Lionsgate’s “Hunger Games: The Ballad of Songbirds and Snakes” took the top spot for the five-day holiday, generating $42.2 million in ticket sales. Apple and Sony’s “Napoleon,” an R-rated war epic from Ridley Scott, got here in second with $32.75 million.
It’s historically rare for Disney to lag at the Thanksgiving box office. The corporate has for greater than a decade released top-grossing animated movies during the Wednesday-to-Sunday frame and even set records for highest-grossing openings for movies released on Thanksgiving.
But it surely’s struggled since the pandemic to encourage moviegoers to move to cinemas for its newest features.
“A set it and forget it strategy based on past performance can now not be employed by any studio,” said Paul Dergarabedian, senior media analyst at Comscore. “There are some hard lessons being learned as this confounding movie marketplace continues to re-write the rules and audiences make their preferences known with either their presence or the absence at the multiplex.”
The underperformance of “Wish” extends an unlucky pattern for the company, which operates two animation studios — Walt Disney Animation and Pixar.
Much of Disney’s trouble has come from executive decisions to pad its fledgling streaming service Disney+ with content, stretching its creative teams thin and sending theatrical movies during the pandemic straight to digital.

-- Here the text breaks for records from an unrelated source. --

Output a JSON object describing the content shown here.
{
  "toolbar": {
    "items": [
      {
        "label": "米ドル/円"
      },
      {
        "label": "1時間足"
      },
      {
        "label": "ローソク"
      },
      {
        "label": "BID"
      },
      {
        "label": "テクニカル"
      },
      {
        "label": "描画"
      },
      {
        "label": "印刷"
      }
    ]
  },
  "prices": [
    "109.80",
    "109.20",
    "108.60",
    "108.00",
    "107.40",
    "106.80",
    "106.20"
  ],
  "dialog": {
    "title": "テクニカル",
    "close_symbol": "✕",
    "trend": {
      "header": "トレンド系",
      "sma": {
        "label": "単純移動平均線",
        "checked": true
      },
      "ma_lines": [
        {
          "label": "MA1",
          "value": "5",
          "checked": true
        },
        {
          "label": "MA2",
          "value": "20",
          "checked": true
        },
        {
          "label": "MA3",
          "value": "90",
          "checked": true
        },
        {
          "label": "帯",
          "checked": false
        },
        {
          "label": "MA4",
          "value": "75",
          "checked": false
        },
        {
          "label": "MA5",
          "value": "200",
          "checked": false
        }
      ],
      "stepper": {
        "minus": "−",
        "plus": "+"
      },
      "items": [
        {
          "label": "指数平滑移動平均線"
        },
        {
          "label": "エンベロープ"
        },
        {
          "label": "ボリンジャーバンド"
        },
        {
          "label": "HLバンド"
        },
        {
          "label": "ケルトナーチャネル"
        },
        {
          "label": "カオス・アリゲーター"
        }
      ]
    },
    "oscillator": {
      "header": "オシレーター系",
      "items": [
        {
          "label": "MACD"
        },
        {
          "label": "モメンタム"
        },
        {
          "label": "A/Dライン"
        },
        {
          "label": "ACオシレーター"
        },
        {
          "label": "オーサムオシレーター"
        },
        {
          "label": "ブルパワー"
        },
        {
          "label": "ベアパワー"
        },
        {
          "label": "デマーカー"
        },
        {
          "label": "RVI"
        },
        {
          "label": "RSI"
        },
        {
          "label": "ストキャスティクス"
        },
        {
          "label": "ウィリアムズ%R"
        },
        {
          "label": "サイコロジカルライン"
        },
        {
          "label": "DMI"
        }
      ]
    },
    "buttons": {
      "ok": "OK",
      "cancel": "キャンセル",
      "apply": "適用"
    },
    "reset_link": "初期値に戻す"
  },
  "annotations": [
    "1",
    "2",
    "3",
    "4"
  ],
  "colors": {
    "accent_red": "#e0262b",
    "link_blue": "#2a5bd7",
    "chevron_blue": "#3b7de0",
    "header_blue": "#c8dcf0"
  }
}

Parents, confused about when and where animated movies were being released, didn’t show as much as theaters for a variety of titles from Disney in the wake of the pandemic. And plenty of of those movies weren’t well-received by those that did.

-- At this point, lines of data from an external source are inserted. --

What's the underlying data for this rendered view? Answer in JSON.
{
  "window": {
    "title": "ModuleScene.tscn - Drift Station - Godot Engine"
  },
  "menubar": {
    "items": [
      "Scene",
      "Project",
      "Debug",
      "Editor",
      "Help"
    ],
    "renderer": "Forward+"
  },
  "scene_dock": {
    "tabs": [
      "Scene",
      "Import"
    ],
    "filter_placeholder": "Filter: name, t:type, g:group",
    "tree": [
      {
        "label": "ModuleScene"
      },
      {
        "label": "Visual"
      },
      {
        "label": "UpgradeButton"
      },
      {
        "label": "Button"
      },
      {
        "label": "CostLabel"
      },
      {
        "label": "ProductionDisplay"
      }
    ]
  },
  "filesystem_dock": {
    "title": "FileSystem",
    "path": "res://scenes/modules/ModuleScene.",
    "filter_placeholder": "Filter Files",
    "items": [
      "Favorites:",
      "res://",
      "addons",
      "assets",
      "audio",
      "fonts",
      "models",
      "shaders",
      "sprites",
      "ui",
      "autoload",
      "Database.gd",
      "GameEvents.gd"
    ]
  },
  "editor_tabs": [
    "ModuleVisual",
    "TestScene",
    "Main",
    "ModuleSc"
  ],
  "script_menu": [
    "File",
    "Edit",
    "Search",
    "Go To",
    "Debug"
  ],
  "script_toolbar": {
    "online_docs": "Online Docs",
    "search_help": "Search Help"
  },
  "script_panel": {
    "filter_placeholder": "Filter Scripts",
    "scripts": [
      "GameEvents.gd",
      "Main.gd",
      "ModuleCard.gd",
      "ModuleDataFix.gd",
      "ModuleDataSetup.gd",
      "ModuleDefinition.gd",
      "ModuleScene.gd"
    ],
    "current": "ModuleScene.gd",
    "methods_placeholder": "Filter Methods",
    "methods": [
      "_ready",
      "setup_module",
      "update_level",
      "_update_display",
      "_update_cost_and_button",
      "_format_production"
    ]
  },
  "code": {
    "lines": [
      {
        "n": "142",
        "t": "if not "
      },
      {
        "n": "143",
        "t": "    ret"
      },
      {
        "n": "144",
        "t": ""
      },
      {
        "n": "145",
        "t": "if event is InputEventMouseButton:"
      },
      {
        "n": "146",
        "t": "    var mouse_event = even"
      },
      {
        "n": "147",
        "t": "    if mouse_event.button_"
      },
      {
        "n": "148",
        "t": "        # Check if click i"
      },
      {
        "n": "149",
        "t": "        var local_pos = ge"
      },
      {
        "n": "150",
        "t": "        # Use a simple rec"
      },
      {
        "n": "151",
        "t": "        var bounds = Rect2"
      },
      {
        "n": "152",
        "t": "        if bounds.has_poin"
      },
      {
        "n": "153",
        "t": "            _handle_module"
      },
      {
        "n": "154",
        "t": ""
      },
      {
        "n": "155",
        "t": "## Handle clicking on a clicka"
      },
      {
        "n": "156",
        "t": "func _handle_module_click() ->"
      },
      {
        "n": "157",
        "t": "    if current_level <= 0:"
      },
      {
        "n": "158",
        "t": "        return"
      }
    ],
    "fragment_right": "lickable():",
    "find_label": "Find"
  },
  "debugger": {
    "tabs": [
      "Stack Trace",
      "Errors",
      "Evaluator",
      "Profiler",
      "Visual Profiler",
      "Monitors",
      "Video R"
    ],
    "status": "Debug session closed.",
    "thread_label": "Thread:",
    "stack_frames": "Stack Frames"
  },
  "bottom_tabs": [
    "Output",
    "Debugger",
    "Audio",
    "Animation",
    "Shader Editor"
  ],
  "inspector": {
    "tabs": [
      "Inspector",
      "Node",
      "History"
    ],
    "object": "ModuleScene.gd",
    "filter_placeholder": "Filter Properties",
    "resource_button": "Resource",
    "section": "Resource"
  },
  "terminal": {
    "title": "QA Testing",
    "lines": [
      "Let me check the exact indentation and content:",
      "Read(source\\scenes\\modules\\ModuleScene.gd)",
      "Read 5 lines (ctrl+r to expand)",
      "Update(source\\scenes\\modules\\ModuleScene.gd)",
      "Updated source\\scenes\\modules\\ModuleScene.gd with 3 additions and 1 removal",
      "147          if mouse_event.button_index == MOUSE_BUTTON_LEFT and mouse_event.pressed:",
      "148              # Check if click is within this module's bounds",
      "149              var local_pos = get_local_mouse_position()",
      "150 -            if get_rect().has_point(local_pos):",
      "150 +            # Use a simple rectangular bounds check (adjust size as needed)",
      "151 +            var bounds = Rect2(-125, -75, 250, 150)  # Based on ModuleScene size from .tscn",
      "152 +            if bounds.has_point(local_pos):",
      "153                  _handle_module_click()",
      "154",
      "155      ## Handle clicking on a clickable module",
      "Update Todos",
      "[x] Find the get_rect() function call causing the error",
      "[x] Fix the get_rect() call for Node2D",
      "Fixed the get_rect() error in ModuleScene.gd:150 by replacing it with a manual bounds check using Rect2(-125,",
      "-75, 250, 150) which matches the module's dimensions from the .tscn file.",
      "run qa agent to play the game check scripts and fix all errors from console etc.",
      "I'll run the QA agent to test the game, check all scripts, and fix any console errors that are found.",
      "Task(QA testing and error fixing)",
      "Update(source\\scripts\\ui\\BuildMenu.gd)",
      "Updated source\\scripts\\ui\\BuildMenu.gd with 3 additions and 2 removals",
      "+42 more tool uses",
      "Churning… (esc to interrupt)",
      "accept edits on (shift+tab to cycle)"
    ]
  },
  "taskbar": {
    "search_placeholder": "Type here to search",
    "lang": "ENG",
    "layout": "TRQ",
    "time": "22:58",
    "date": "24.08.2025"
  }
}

Then there’s the added pressures of shareholders who’ve develop into focused on the profitability of Disney+, tight marketing budgets and audiences which have develop into more selective about when and what they exit to see at cinemas.
Disney, which ruled the animation genre for many years, can also be facing steep competition from Netflix, Universal, Sony and Warner Bros., amongst others, for moviegoers’ attention. Just every week before “Wish” hit theaters, Universal’s DreamWorks animation studio released “Trolls Band Together,” the third installment in the popular Trolls franchise.

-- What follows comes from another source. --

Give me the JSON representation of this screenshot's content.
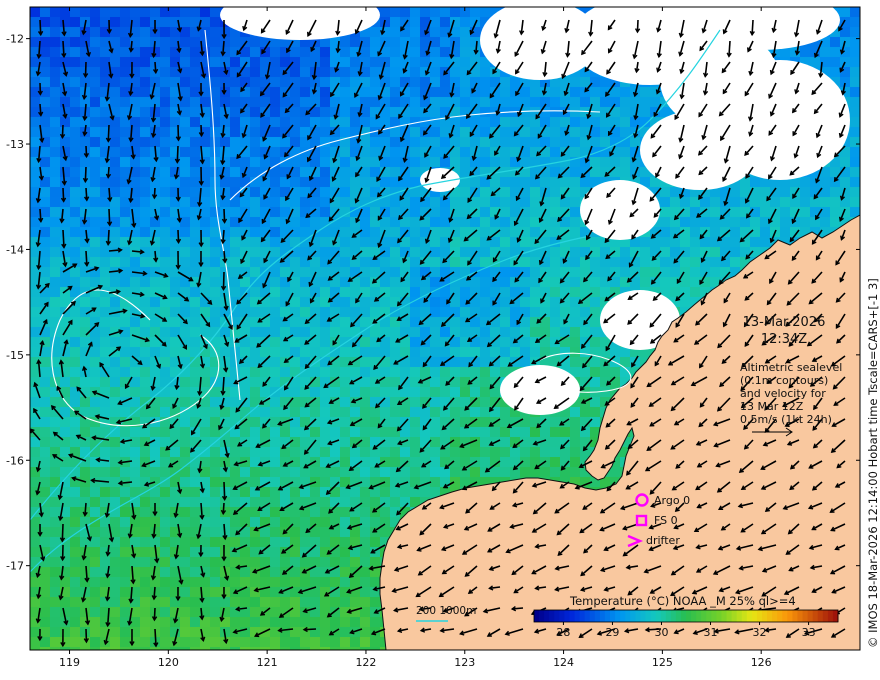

“Trolls Band Together” secured $25.6 million in ticket sales during the five-day Thanksgiving frame, just a number of million shy of “Wish.” Box office analysts consider “Trolls” ate into “Wish” ticket sales.
“Entering a marketplace with a well-known ‘Trolls’ movie already in the mix was a recipe for a lower than stellar result for the company’s latest release,” Dergarabedian said.
Still, the story of “Wish” is not done. Disney has found success over the run of a theatrical release for movies like “Elemental,” which tallied just $29.6 million during its domestic opening, but went on to secure nearly $480 million globally before leaving theaters.
Similarly, “Encanto” snared $40.3 million for the five-day Thanksgiving period in 2021. Even though it captured lower than $250 million globally during the pandemic, it found recent life on Disney+. The film quickly became a fan favorite with kids and adults alike, who gravitated towards catchy tunes like “We Don’t Talk About Bruno.”
“‘Wish’ fortunately has the December holiday family moviegoing corridor and after all a future on Disney+ to bolster its fortunes,” said Dergarabedian.
Disclosure: Comcast is the parent company of NBCUniversal and CNBC. NBCUniversal distributed “Trolls Band Together.”